Les descendants de Hannibal brilleront aussi, puisque son fils aîné Ivan fut un officier de marine accompli et son arrière-petit-fils n’est autre que le célèbre dramaturge Alexandre Pouchkine. Bien plus tard, des Afro-Américains victimes du racisme et séduits par les idées du communisme devinrent des citoyens convoités dans les années 1930. Et le soutien de Moscou aux mouvements africains de libération nationale reste incontestable. Mais la situation a changé dans les années 1990, avec la chute brutale de l’Union soviétique.

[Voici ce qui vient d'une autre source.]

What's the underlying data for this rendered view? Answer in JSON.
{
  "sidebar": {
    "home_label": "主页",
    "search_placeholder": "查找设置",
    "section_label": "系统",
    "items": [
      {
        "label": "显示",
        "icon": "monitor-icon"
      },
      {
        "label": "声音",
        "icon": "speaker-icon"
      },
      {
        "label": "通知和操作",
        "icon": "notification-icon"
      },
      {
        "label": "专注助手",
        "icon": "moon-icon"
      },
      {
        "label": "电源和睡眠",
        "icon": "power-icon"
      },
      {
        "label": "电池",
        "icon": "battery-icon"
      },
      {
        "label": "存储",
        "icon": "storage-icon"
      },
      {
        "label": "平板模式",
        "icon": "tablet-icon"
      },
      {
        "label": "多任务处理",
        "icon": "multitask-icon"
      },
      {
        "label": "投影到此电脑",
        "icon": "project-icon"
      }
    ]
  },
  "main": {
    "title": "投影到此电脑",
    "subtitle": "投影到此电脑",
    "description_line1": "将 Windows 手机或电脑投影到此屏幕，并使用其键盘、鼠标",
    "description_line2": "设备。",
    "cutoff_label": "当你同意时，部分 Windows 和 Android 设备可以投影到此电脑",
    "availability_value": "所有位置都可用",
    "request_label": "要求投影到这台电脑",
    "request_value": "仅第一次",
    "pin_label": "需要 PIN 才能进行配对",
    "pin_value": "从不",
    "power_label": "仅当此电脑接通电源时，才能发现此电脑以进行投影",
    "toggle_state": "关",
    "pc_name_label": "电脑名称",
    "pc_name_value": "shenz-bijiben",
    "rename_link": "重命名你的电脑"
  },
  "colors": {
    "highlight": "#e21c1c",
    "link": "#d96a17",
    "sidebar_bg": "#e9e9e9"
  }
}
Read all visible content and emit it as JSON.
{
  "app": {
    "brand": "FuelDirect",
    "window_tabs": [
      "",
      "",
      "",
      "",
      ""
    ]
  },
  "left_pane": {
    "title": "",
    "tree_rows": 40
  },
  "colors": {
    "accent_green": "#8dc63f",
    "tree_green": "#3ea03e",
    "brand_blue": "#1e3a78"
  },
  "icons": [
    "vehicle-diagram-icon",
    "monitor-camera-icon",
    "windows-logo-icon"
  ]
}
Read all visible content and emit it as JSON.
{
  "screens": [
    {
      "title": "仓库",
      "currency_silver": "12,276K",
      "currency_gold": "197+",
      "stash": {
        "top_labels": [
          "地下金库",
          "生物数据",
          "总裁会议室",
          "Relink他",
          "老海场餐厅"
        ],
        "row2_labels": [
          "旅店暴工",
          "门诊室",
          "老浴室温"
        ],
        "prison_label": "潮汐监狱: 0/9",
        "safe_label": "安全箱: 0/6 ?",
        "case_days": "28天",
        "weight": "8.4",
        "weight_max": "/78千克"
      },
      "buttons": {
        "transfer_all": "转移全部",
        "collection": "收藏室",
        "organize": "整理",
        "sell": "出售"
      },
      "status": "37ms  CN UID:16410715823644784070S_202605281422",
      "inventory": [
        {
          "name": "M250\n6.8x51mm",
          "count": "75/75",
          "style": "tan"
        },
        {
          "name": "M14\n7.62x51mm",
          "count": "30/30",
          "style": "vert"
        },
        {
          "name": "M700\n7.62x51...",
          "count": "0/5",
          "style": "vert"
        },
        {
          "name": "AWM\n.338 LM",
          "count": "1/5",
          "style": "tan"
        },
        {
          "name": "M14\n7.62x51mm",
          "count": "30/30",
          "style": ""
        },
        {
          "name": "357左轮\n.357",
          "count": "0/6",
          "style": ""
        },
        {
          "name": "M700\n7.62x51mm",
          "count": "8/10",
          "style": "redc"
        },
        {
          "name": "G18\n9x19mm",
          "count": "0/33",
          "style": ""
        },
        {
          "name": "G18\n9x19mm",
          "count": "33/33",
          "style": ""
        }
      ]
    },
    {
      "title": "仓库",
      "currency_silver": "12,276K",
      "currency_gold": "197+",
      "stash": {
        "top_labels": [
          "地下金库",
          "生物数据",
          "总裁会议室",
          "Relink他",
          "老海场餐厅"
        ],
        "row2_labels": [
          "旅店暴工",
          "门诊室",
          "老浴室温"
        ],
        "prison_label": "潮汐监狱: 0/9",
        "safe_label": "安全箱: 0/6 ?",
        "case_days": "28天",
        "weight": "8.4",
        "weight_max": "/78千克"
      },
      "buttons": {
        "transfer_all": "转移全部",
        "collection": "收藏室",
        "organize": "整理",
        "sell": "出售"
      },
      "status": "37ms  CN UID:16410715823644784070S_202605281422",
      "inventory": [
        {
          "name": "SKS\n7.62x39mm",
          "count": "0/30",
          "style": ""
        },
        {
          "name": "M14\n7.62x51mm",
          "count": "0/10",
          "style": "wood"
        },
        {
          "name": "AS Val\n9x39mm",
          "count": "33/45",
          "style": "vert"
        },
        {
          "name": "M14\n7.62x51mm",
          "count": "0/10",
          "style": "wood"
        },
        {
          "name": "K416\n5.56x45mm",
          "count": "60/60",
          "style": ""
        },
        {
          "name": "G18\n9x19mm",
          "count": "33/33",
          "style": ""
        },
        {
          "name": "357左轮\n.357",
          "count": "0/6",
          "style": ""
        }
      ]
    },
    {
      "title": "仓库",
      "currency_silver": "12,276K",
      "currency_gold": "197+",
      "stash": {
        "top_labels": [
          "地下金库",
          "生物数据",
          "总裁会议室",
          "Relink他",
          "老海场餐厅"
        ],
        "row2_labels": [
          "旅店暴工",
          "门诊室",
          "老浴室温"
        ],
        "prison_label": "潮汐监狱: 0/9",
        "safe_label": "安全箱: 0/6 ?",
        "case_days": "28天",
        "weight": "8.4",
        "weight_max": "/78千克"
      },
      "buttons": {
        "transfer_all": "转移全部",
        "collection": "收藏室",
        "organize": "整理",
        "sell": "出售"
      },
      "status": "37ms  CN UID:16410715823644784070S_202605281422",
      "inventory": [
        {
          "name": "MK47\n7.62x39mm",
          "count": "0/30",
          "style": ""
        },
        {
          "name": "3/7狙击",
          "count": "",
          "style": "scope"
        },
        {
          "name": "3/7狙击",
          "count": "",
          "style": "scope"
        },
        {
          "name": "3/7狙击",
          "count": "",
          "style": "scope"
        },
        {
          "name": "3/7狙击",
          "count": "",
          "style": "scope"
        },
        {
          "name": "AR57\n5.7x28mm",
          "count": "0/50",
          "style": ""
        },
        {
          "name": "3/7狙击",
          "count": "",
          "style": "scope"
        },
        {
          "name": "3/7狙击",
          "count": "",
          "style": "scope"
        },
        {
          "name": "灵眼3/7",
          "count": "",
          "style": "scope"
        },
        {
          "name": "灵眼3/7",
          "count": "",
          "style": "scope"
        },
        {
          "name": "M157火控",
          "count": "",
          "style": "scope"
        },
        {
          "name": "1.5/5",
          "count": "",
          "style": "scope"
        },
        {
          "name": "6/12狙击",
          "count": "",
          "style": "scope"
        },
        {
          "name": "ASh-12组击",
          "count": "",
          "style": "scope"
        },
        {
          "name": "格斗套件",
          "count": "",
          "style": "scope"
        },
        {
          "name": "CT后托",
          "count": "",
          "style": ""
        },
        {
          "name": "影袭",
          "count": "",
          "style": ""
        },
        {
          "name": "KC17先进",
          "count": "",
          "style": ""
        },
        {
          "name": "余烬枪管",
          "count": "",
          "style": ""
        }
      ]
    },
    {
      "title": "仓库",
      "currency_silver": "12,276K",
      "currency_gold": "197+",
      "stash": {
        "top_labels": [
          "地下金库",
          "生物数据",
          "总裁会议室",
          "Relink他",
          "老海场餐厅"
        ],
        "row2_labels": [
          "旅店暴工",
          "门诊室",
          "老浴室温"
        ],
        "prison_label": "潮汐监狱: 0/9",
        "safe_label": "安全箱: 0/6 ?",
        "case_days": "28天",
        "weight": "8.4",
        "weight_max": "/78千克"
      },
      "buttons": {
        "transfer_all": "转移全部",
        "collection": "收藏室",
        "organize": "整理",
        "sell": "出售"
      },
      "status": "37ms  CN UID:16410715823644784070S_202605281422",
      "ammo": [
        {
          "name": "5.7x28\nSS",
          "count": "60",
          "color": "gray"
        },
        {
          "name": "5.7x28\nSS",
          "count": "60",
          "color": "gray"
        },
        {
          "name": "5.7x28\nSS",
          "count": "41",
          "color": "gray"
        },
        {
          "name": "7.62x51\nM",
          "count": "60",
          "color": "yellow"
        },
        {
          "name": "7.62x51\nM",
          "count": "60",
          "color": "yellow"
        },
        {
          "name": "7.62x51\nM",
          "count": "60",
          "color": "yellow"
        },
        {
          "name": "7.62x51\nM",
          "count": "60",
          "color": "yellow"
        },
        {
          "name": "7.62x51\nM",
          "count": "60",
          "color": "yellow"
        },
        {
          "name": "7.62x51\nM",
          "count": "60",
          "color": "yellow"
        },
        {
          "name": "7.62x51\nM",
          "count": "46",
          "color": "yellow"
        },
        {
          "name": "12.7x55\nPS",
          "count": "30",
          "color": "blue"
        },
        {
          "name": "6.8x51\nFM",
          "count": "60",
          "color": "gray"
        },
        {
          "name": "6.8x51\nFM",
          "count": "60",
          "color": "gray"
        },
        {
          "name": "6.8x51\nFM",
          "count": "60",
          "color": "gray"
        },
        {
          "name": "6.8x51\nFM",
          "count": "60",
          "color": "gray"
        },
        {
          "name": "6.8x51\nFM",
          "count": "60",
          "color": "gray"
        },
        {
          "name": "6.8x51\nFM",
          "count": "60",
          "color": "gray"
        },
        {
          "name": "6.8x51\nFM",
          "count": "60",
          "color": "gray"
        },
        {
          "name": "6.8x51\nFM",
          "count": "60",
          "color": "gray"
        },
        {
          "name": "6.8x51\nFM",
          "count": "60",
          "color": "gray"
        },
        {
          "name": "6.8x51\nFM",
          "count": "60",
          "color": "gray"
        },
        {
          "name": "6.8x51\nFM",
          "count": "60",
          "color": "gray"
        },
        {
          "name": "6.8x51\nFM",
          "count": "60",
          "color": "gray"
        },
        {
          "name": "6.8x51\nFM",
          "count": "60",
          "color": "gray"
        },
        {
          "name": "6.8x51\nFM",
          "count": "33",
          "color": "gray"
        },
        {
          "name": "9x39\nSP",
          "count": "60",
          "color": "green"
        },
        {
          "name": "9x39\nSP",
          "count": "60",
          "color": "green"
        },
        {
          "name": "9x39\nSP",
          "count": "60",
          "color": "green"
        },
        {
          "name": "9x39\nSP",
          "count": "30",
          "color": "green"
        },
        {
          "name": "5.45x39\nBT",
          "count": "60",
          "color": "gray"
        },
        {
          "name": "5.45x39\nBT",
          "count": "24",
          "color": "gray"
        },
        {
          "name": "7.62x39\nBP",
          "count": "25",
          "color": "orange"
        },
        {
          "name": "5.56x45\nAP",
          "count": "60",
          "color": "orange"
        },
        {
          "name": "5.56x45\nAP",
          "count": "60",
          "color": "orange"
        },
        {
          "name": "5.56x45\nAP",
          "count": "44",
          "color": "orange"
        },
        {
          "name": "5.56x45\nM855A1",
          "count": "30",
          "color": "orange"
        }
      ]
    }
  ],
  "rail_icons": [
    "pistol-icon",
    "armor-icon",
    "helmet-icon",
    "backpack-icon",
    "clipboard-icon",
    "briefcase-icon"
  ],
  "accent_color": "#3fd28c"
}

Malgré l’envoi récent du matériel et des instructeurs militaires dans des pays du continent, notamment au Niger, nul ne saurait affirmer avec certitude que les relations entre l’Afrique et la Russie connaîtront des lendemains plus prospères au regard du contexte qui a prévalu sous l’autorité de Boris Nikolaïevitch Eltsine (1931-2007). En effet, le premier président de la Fédération de Russie n’a pas été long à se convaincre que l’arrêt des aides aux États africains et le remboursement de leurs dettes impayées seraient utiles à son pays. Aussi est-il de mise de rappeler l’invite expressive à la prudence réflexive et à l’observation attentive des faits politiques, prononcée jadis par Sir Herbert Henry Asquith (1852-1928), premier ministre du Royaume-Uni de 1908 à 1916 : « Wait and see ».

Alain Boutat
Épidémiologiste,
Économiste et Politiste
Lausanne

(1) PNUD. « Sortir de l’impasse : repenser la coopération dans un monde polarisé ». Rapport sur le développement humain 2023-2024, 20/03/2024.
(2) École de politique appliquée. « Le Niger : riche en ressources, mais pauvre population! ». Université de Sherbrooke, Québec, 31/10/2023.
(3) Banque Mondiale. « Niger - Vue d’ensemble », Publication BM, 19/03/2024.
(4) Junkers W. Reisen in Afrika, 1875-1886. Nach seinen Tagebüchern bearbeitet und herausgegeben von dem Reisenden. Hölzel, 1889-1891.